Het is eigenlijk heel eenvoudig: als je het DNA van de soorten kent, dan heb je maar een molecuul DNA nodig om te bepalen van welk levend organisme dat afkomstig is. Onderzoekers van, onder meer, de universiteit van Washington hebben laten zien dat je aan de hand van het DNA dat is gevonden in een glas uit een groot aquarium in Californië (Monterey Bay-aquarium met zo’n 4,5 miljoen liter) kunt bepalen welke vissen daar in rond zwemmen (13 000 soorten). Ze zouden de correcte ‘identiteit’ van een aantal vissoorten (mij was niet duidelijk of ze al die vissoorten hadden geïdentificeerd) die in dit gigantische aquarium zwemmen hebben vastgesteld. Ze schrijven daar dan een verhaal over in het open wetenschapsblad PlosOne, maar dat lijkt me eigenlijk wat overdreven. Alhoewel, met die techniek kun je ook achterhalen of er veel of weinig, bijvoorbeeld, haring zit in een stuk zee waar je je glas vulde.

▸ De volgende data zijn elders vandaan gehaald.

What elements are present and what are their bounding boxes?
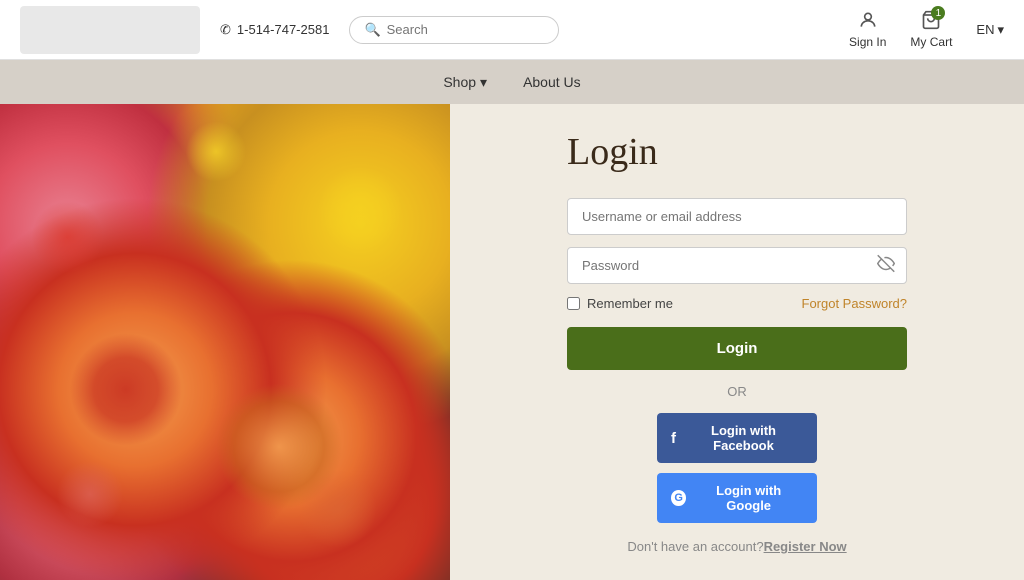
password-input[interactable]: [567, 247, 907, 284]
password-wrapper: [567, 247, 907, 284]
search-bar[interactable]: 🔍: [349, 16, 559, 44]
login-title: Login: [567, 130, 907, 174]
sign-in-button[interactable]: Sign In: [849, 10, 886, 49]
toggle-password-icon[interactable]: [877, 254, 895, 277]
register-link[interactable]: Register Now: [764, 539, 847, 554]
social-row: f Login with Facebook G Login with Googl…: [567, 413, 907, 523]
google-login-button[interactable]: G Login with Google: [657, 473, 817, 523]
register-text: Don't have an account?Register Now: [567, 539, 907, 554]
search-input[interactable]: [387, 22, 547, 37]
search-icon: 🔍: [364, 22, 380, 38]
username-input[interactable]: [567, 198, 907, 235]
header: ✆ 1-514-747-2581 🔍 Sign In 1 My Cart EN …: [0, 0, 1024, 60]
remember-me-label[interactable]: Remember me: [567, 296, 673, 311]
or-divider: OR: [567, 384, 907, 399]
cart-button[interactable]: 1 My Cart: [910, 10, 952, 49]
chevron-down-icon: ▾: [997, 22, 1004, 38]
login-panel: Login Remember me Forgot Password?: [450, 104, 1024, 580]
cart-badge-count: 1: [931, 6, 945, 20]
header-right: Sign In 1 My Cart EN ▾: [849, 10, 1004, 49]
remember-row: Remember me Forgot Password?: [567, 296, 907, 311]
cart-icon: 1: [921, 10, 941, 33]
facebook-login-button[interactable]: f Login with Facebook: [657, 413, 817, 463]
roses-background: [0, 104, 450, 580]
header-left: ✆ 1-514-747-2581 🔍: [20, 6, 559, 54]
login-button[interactable]: Login: [567, 327, 907, 370]
nav-bar: Shop ▾ About Us: [0, 60, 1024, 104]
facebook-icon: f: [671, 430, 676, 447]
nav-about[interactable]: About Us: [523, 74, 581, 90]
phone-number: ✆ 1-514-747-2581: [220, 22, 329, 38]
remember-me-checkbox[interactable]: [567, 297, 580, 310]
google-icon: G: [671, 490, 686, 506]
logo: [20, 6, 200, 54]
main-content: Login Remember me Forgot Password?: [0, 104, 1024, 580]
phone-icon: ✆: [220, 22, 231, 38]
language-selector[interactable]: EN ▾: [976, 22, 1004, 38]
chevron-down-icon: ▾: [480, 74, 487, 91]
forgot-password-link[interactable]: Forgot Password?: [802, 296, 908, 311]
user-icon: [858, 10, 878, 33]
nav-shop[interactable]: Shop ▾: [443, 74, 487, 91]
hero-image: [0, 104, 450, 580]
login-box: Login Remember me Forgot Password?: [567, 130, 907, 554]
roses-overlay: [0, 104, 450, 580]
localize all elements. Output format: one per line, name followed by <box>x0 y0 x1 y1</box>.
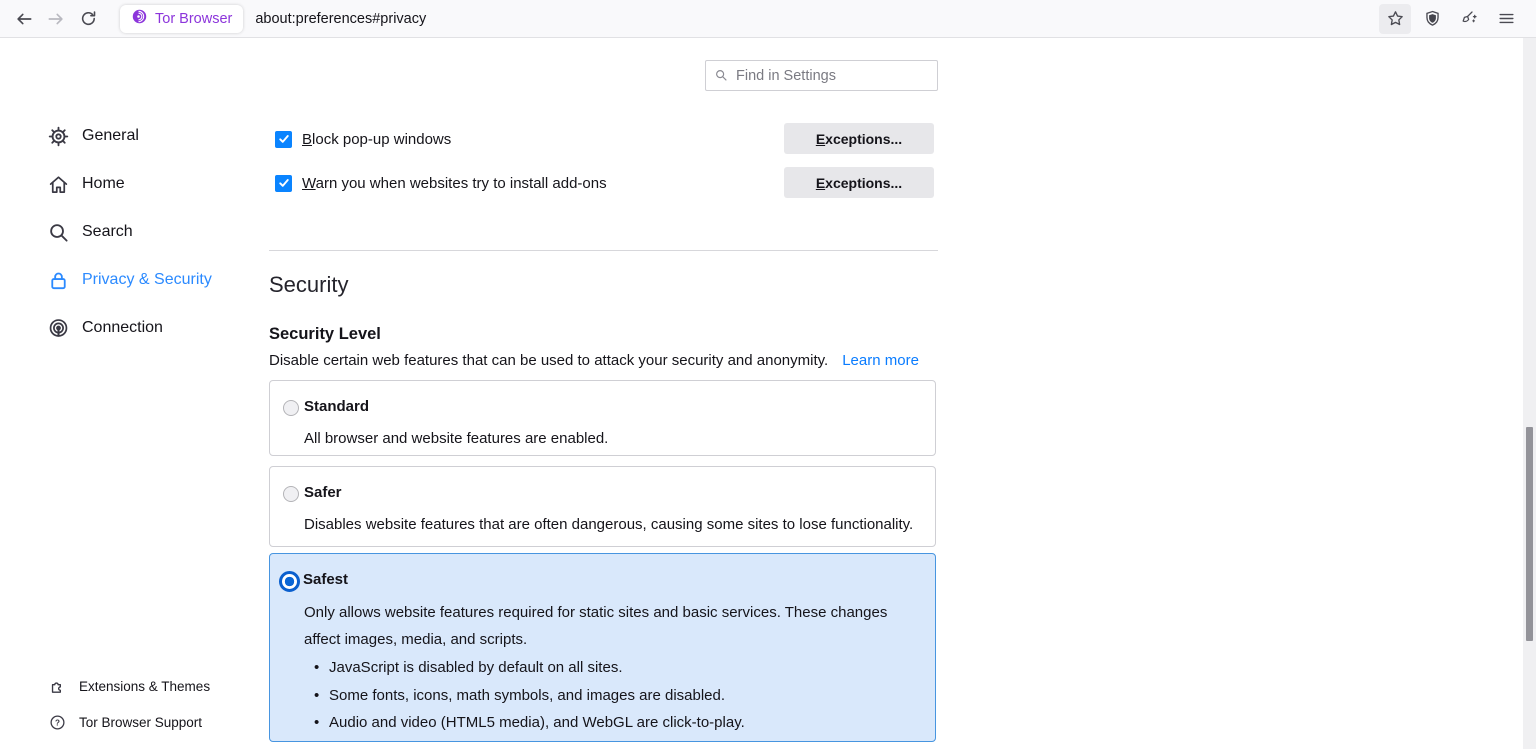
settings-page: General Home Search Privacy & Security <box>0 38 1536 749</box>
block-popups-row: Block pop-up windows <box>275 128 451 150</box>
back-icon[interactable] <box>8 4 40 34</box>
security-option-safer[interactable]: Safer Disables website features that are… <box>269 466 936 547</box>
warn-addons-row: Warn you when websites try to install ad… <box>275 172 607 194</box>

“Het is misschien een onprettig idee voor zwemmers, maar het water van een oceaan of meer stikt van de cellen die afkomstig zijn van het daar aanwezige leven”, zegt onderzoeker Ryan Kelly. Dat kunnen cellen van schubben zijn, van beschadigd weefsels of van uitwerpselen. “In al die cellen zit DNA en met de juiste apparatuur kun je zeggen van welk dier of welke plant die cel afkomstig is. Nu werken we aan een methode om ook te kunnen bepalen hoe vaak die soort voorkomt, in relatieve zin dan.” Twee jaar geleden werd de methode gebruikt om in een rivier een bedreigde soort op te zoeken. Nu wordt die techniek gebruikt om te bepalen welke soorten er leven, in zowel zoet als zout water. “Als je weet waarnaar je zoekt is dat een handzaam instrument”, zegt de onderzoeker van de universiteit van Washington. De onderzoekers lazen niet het hele DNA af, maar slechts een klein deel (106 baseparen) van het mitochondriale DNA (de mitochondriën in een cel hebben een eigen DNA).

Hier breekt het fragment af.